Erlen is home to the Erlen-Riedt-Ennetaach primary and secondary school district. In the 2008/2009 school year there are 420 students at either the primary or secondary levels. There are 85 children in the kindergarten, and the average class size is 17 kindergartners. Of the children in kindergarten, 40 or 47.1% are female, 21 or 24.7% are not Swiss citizens and 22 or 25.9% do not speak German natively. The lower and upper primary levels begin at about age 5-6 and lasts for 6 years. There are 121 children in who are at the lower primary level and 127 children in the upper primary level. The average class size in the primary school is 20.67 students. At the lower primary level, there are 56 children or 46.3% of the total population who are female, 32 or 26.4% are not Swiss citizens and 28 or 23.1% do not speak German natively. In the upper primary level, there are 67 or 52.8% who are female, 28 or 22.0% are not Swiss citizens and 26 or 20.5% do not speak German natively.
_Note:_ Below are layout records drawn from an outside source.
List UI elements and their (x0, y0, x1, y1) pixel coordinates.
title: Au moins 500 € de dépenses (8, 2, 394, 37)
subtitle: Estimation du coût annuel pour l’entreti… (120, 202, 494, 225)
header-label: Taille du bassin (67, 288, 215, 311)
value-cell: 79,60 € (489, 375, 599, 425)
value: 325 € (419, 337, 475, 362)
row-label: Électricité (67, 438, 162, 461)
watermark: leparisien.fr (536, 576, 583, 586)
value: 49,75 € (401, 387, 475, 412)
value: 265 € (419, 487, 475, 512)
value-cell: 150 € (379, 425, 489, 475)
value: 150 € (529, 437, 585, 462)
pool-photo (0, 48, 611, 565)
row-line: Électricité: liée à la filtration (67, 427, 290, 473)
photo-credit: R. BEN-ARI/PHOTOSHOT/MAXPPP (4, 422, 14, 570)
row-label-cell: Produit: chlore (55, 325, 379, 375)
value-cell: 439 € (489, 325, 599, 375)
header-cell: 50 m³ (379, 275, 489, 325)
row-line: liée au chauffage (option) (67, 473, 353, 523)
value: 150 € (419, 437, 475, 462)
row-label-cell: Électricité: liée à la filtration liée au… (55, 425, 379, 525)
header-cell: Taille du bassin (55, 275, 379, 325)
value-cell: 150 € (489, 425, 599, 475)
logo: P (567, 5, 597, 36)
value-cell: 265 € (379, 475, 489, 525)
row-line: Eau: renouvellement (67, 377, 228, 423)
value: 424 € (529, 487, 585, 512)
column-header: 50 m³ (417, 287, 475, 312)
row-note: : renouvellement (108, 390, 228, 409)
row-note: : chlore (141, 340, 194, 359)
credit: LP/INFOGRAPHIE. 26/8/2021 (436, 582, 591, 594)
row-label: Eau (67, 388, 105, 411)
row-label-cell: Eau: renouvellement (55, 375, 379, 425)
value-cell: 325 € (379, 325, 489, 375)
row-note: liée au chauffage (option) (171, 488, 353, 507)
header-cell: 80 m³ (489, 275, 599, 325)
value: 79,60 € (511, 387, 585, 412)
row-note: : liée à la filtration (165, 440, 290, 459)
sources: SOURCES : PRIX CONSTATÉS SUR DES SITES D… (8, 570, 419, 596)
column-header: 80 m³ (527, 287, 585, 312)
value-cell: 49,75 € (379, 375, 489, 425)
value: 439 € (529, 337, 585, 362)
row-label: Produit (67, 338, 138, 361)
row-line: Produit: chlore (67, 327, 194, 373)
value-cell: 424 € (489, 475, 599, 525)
At the secondary level, students are divided according to performance. The secondary level begins at about age 12 and usually lasts 3 years. There are 93 teenagers who are in the advanced school, of which 42 or 45.2% are female, 5 or 5.4% are not Swiss citizens and 8 or 8.6% do not speak German natively. There are 79 teenagers who are in the standard school, of which 33 or 41.8% are female, 13 or 16.5% are not Swiss citizens and 16 or 20.3% do not speak German natively. The average class size for all classes at the secondary level is 19.11 students.